On Her Majesty’s Secret Service (1969)
It has been 15 years since Daniel Craig was announced as the next James Bond — can you believe you are now this old? — and it’s easy to forget that the primary reaction at the time was: He’s blond? Unacceptable! In honor of a fellow Bond who many criticized at first, how about a revisiting of George Lazenby’s one go-round in the Bond role? The Australian Lazenby was hand selected as Sean Connery’s replacement largely because of a chocolate advertisement, and his agent convinced him that Bond was going to seem out-of-step in the ’70s, discouraging him from signing a seven-film contract. It’s a shame, because Lazenby’s pretty good! His bigger and more physical than your average Bond, but he’s still smooth and cunning. We’re not sure he would have worked for seven films, but Lazenby’s one film still holds up.
Layer Cake (2004)
Before Matthew Vaughn was giving us Kingsman films, he was a producer on Guy Ritchie’s films, and this one — Vaughn’s directorial debut and starring a then-unknown Daniel Craig — is like a sharper version of some of Ritchie’s gangster pictures. Craig is an unnamed cocaine dealer in London who wants to get out of the business but — get this — has to do one last job. That job ends up being incredibly complicated. (Otherwise there would be no movie.) Craig is magnetic in the lead role as a guy who is smarter than everyone he works with, but picked the precise wrong field with which to benefit from such intelligence. Craig was instantly a star, and that anyone was criticizing his casting as Bond was a pretty good sign no one had actually seen this movie.

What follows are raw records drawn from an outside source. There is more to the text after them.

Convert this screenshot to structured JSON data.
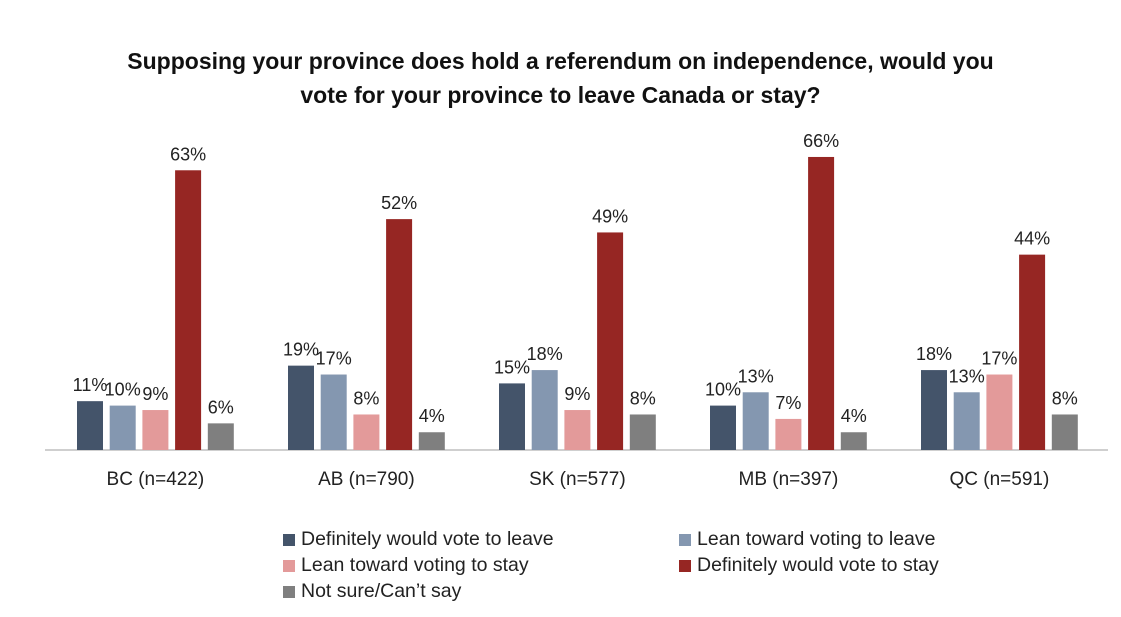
{
  "chart_data": {
    "type": "bar",
    "title": "Supposing your province does hold a referendum on independence, would you vote for your province to leave Canada or stay?",
    "title_lines": [
      "Supposing your province does hold a referendum on independence, would you",
      "vote for your province to leave Canada or stay?"
    ],
    "categories": [
      "BC (n=422)",
      "AB (n=790)",
      "SK (n=577)",
      "MB (n=397)",
      "QC (n=591)"
    ],
    "series": [
      {
        "name": "Definitely would vote to leave",
        "color": "#44546A",
        "values": [
          11,
          19,
          15,
          10,
          18
        ]
      },
      {
        "name": "Lean toward voting to leave",
        "color": "#8497B0",
        "values": [
          10,
          17,
          18,
          13,
          13
        ]
      },
      {
        "name": "Lean toward voting to stay",
        "color": "#E39A9A",
        "values": [
          9,
          8,
          9,
          7,
          17
        ]
      },
      {
        "name": "Definitely would vote to stay",
        "color": "#962623",
        "values": [
          63,
          52,
          49,
          66,
          44
        ]
      },
      {
        "name": "Not sure/Can’t say",
        "color": "#7F7F7F",
        "values": [
          6,
          4,
          8,
          4,
          8
        ]
      }
    ],
    "value_suffix": "%",
    "xlabel": "",
    "ylabel": "",
    "ylim": [
      0,
      70
    ],
    "grid": false,
    "legend_position": "bottom"
  }
}
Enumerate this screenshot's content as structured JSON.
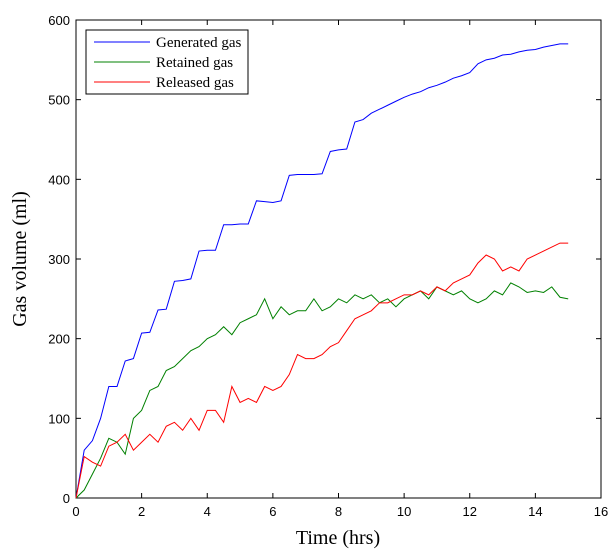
{
  "chart_data": {
    "type": "line",
    "x_label": "Time (hrs)",
    "y_label": "Gas volume (ml)",
    "x": [
      0,
      0.25,
      0.5,
      0.75,
      1,
      1.25,
      1.5,
      1.75,
      2,
      2.25,
      2.5,
      2.75,
      3,
      3.25,
      3.5,
      3.75,
      4,
      4.25,
      4.5,
      4.75,
      5,
      5.25,
      5.5,
      5.75,
      6,
      6.25,
      6.5,
      6.75,
      7,
      7.25,
      7.5,
      7.75,
      8,
      8.25,
      8.5,
      8.75,
      9,
      9.25,
      9.5,
      9.75,
      10,
      10.25,
      10.5,
      10.75,
      11,
      11.25,
      11.5,
      11.75,
      12,
      12.25,
      12.5,
      12.75,
      13,
      13.25,
      13.5,
      13.75,
      14,
      14.25,
      14.5,
      14.75,
      15
    ],
    "series": [
      {
        "name": "Generated gas",
        "color": "#0000ff",
        "values": [
          0,
          60,
          72,
          100,
          140,
          140,
          172,
          175,
          207,
          208,
          236,
          237,
          272,
          273,
          275,
          310,
          311,
          311,
          343,
          343,
          344,
          344,
          373,
          372,
          371,
          373,
          405,
          406,
          406,
          406,
          407,
          435,
          437,
          438,
          472,
          475,
          483,
          488,
          493,
          498,
          503,
          507,
          510,
          515,
          518,
          522,
          527,
          530,
          534,
          545,
          550,
          552,
          556,
          557,
          560,
          562,
          563,
          566,
          568,
          570,
          570
        ]
      },
      {
        "name": "Retained gas",
        "color": "#008000",
        "values": [
          0,
          10,
          30,
          50,
          75,
          70,
          55,
          100,
          110,
          135,
          140,
          160,
          165,
          175,
          185,
          190,
          200,
          205,
          215,
          205,
          220,
          225,
          230,
          250,
          225,
          240,
          230,
          235,
          235,
          250,
          235,
          240,
          250,
          245,
          255,
          250,
          255,
          245,
          250,
          240,
          250,
          255,
          260,
          250,
          265,
          260,
          255,
          260,
          250,
          245,
          250,
          260,
          255,
          270,
          265,
          258,
          260,
          258,
          265,
          252,
          250
        ]
      },
      {
        "name": "Released gas",
        "color": "#ff0000",
        "values": [
          0,
          52,
          45,
          40,
          65,
          70,
          80,
          60,
          70,
          80,
          70,
          90,
          95,
          85,
          100,
          85,
          110,
          110,
          95,
          140,
          120,
          125,
          120,
          140,
          135,
          140,
          155,
          180,
          175,
          175,
          180,
          190,
          195,
          210,
          225,
          230,
          235,
          245,
          245,
          250,
          255,
          255,
          260,
          255,
          265,
          260,
          270,
          275,
          280,
          295,
          305,
          300,
          285,
          290,
          285,
          300,
          305,
          310,
          315,
          320,
          320
        ]
      }
    ],
    "xlim": [
      0,
      16
    ],
    "xticks": [
      0,
      2,
      4,
      6,
      8,
      10,
      12,
      14,
      16
    ],
    "ylim": [
      0,
      600
    ],
    "yticks": [
      0,
      100,
      200,
      300,
      400,
      500,
      600
    ],
    "legend": "upper-left"
  }
}
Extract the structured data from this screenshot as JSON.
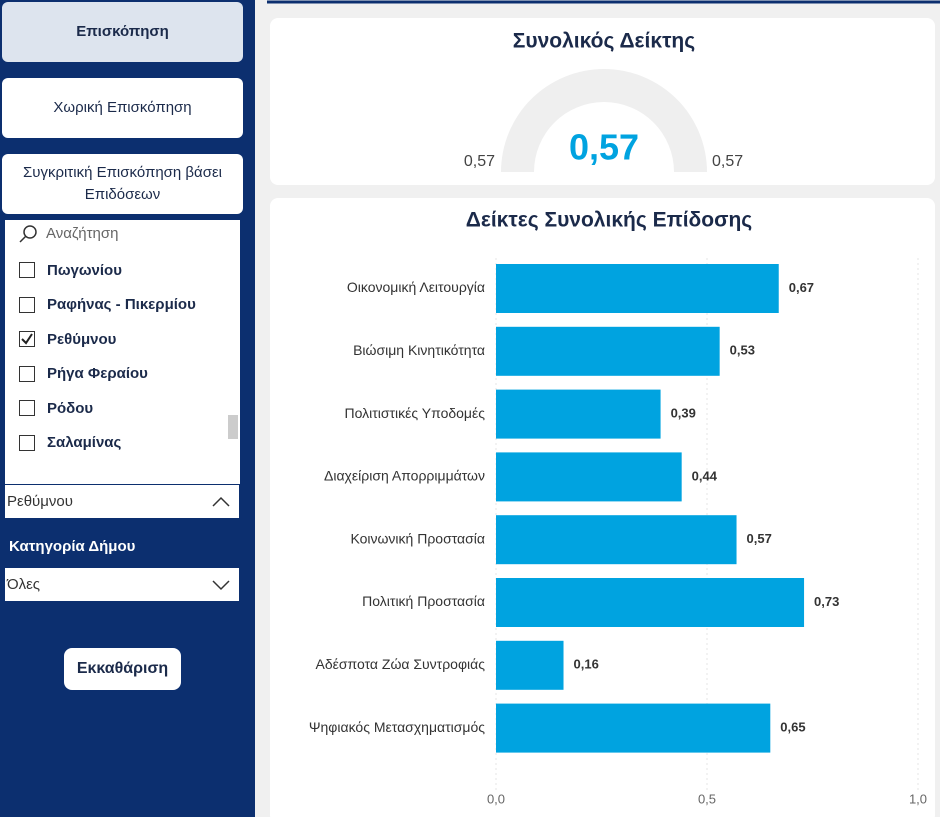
{
  "sidebar": {
    "nav": [
      {
        "label": "Επισκόπηση",
        "active": true
      },
      {
        "label": "Χωρική Επισκόπηση",
        "active": false
      },
      {
        "label": "Συγκριτική Επισκόπηση βάσει Επιδόσεων",
        "active": false
      }
    ],
    "search_placeholder": "Αναζήτηση",
    "items": [
      {
        "label": "Πωγωνίου",
        "checked": false
      },
      {
        "label": "Ραφήνας - Πικερμίου",
        "checked": false
      },
      {
        "label": "Ρεθύμνου",
        "checked": true
      },
      {
        "label": "Ρήγα Φεραίου",
        "checked": false
      },
      {
        "label": "Ρόδου",
        "checked": false
      },
      {
        "label": "Σαλαμίνας",
        "checked": false
      }
    ],
    "selected": "Ρεθύμνου",
    "category_label": "Κατηγορία Δήμου",
    "category_value": "Όλες",
    "clear_button": "Εκκαθάριση"
  },
  "chart_data": [
    {
      "type": "gauge",
      "title": "Συνολικός Δείκτης",
      "value": 0.57,
      "value_label": "0,57",
      "min": {
        "value": 0.57,
        "label": "0,57"
      },
      "max": {
        "value": 0.57,
        "label": "0,57"
      },
      "color": "#00a3e0"
    },
    {
      "type": "bar",
      "title": "Δείκτες Συνολικής Επίδοσης",
      "categories": [
        "Οικονομική Λειτουργία",
        "Βιώσιμη Κινητικότητα",
        "Πολιτιστικές Υποδομές",
        "Διαχείριση Απορριμμάτων",
        "Κοινωνική Προστασία",
        "Πολιτική Προστασία",
        "Αδέσποτα Ζώα Συντροφιάς",
        "Ψηφιακός Μετασχηματισμός"
      ],
      "values": [
        0.67,
        0.53,
        0.39,
        0.44,
        0.57,
        0.73,
        0.16,
        0.65
      ],
      "value_labels": [
        "0,67",
        "0,53",
        "0,39",
        "0,44",
        "0,57",
        "0,73",
        "0,16",
        "0,65"
      ],
      "color": "#00a3e0",
      "xlim": [
        0,
        1
      ],
      "xticks": [
        {
          "value": 0,
          "label": "0,0"
        },
        {
          "value": 0.5,
          "label": "0,5"
        },
        {
          "value": 1,
          "label": "1,0"
        }
      ],
      "grid": true
    }
  ]
}
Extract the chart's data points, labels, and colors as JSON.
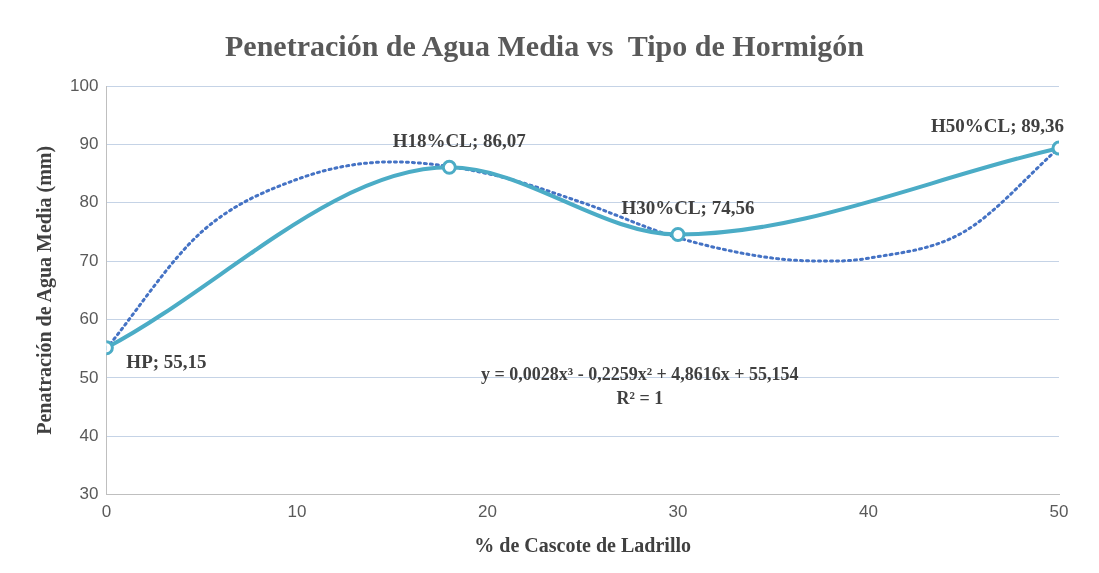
{
  "chart_data": {
    "type": "line",
    "title": "Penetración de Agua Media vs  Tipo de Hormigón",
    "xlabel": "% de Cascote de Ladrillo",
    "ylabel": "Penatración de Agua Media (mm)",
    "xlim": [
      0,
      50
    ],
    "xticks": [
      0,
      10,
      20,
      30,
      40,
      50
    ],
    "ylim": [
      30,
      100
    ],
    "yticks": [
      30,
      40,
      50,
      60,
      70,
      80,
      90,
      100
    ],
    "grid": "y",
    "legend": false,
    "series": [
      {
        "type": "line",
        "color": "#4bacc6",
        "x": [
          0,
          18,
          30,
          50
        ],
        "values": [
          55.15,
          86.07,
          74.56,
          89.36
        ],
        "marker": "circle",
        "line_style": "solid",
        "value_labels": [
          "HP; 55,15",
          "H18%CL; 86,07",
          "H30%CL; 74,56",
          "H50%CL; 89,36"
        ]
      },
      {
        "type": "line",
        "color": "#4472c4",
        "x": [
          0,
          5,
          10,
          15,
          20,
          25,
          30,
          35,
          38,
          40,
          45,
          50
        ],
        "values": [
          55,
          75,
          84,
          87,
          85,
          80,
          74,
          70.5,
          70,
          70.5,
          75,
          89.4
        ],
        "marker": "none",
        "line_style": "dotted"
      }
    ],
    "annotations": [
      "y = 0,0028x³ - 0,2259x² + 4,8616x + 55,154",
      "R² = 1"
    ]
  }
}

OSS 117: Cairo, Nest of Spies (2006)
Before actor Jean Dujardin and director Michel Hazanavicius won Oscars for their slight, nostalgic salute to the Hollywood silent era, The Artist, they were busy sending up spy flicks with this ridiculously silly and very charming spoof. Dujardin plays Hubert Bonisseur de la Bath, a roguish secret agent based on the character created by prolific French author Jean Bruce. (Fun fact: Bruce’s spy, code name OSS 117, predated 007 by four years.) But in Cairo, Nest of Spies (and its less-inspired sequel, Lost in Rio), Hazanavicius turned the dashing figure into a misogynist, bigot, and all-around moron, played with perfect smiling idiocy by Dujardin. To be fair, this spy comedy is a one-joke conceit, but fans of Mel Brooks-ian absurdity should definitely check it out. Once you start laughing at Cairo, Nest of Spies’ foolishness, it’s hard to stop.
A Most Wanted Man (2014)
The idea of James Bond has always been a gloss, the illusion that a superspy travels the globe taking down bad guys, sipping martinis and bedding vixens. A Most Wanted Man has the real truth: They look like Philip Seymour Hoffman, they are mostly miserable, and at the end of the day their bosses will stab them in the back just like everybody else’s. Based off a John le Carré novel, A Most Wanted Man is clinical and methodical and utter despairing, and is best exemplified by Hoffman’s exhausted, defeated performance. This was Hoffman’s last starring role before his death, and it would be heartbreaking to watch even without knowing that. There is nothing glamorous about the spy life. This is the anti–James Bond.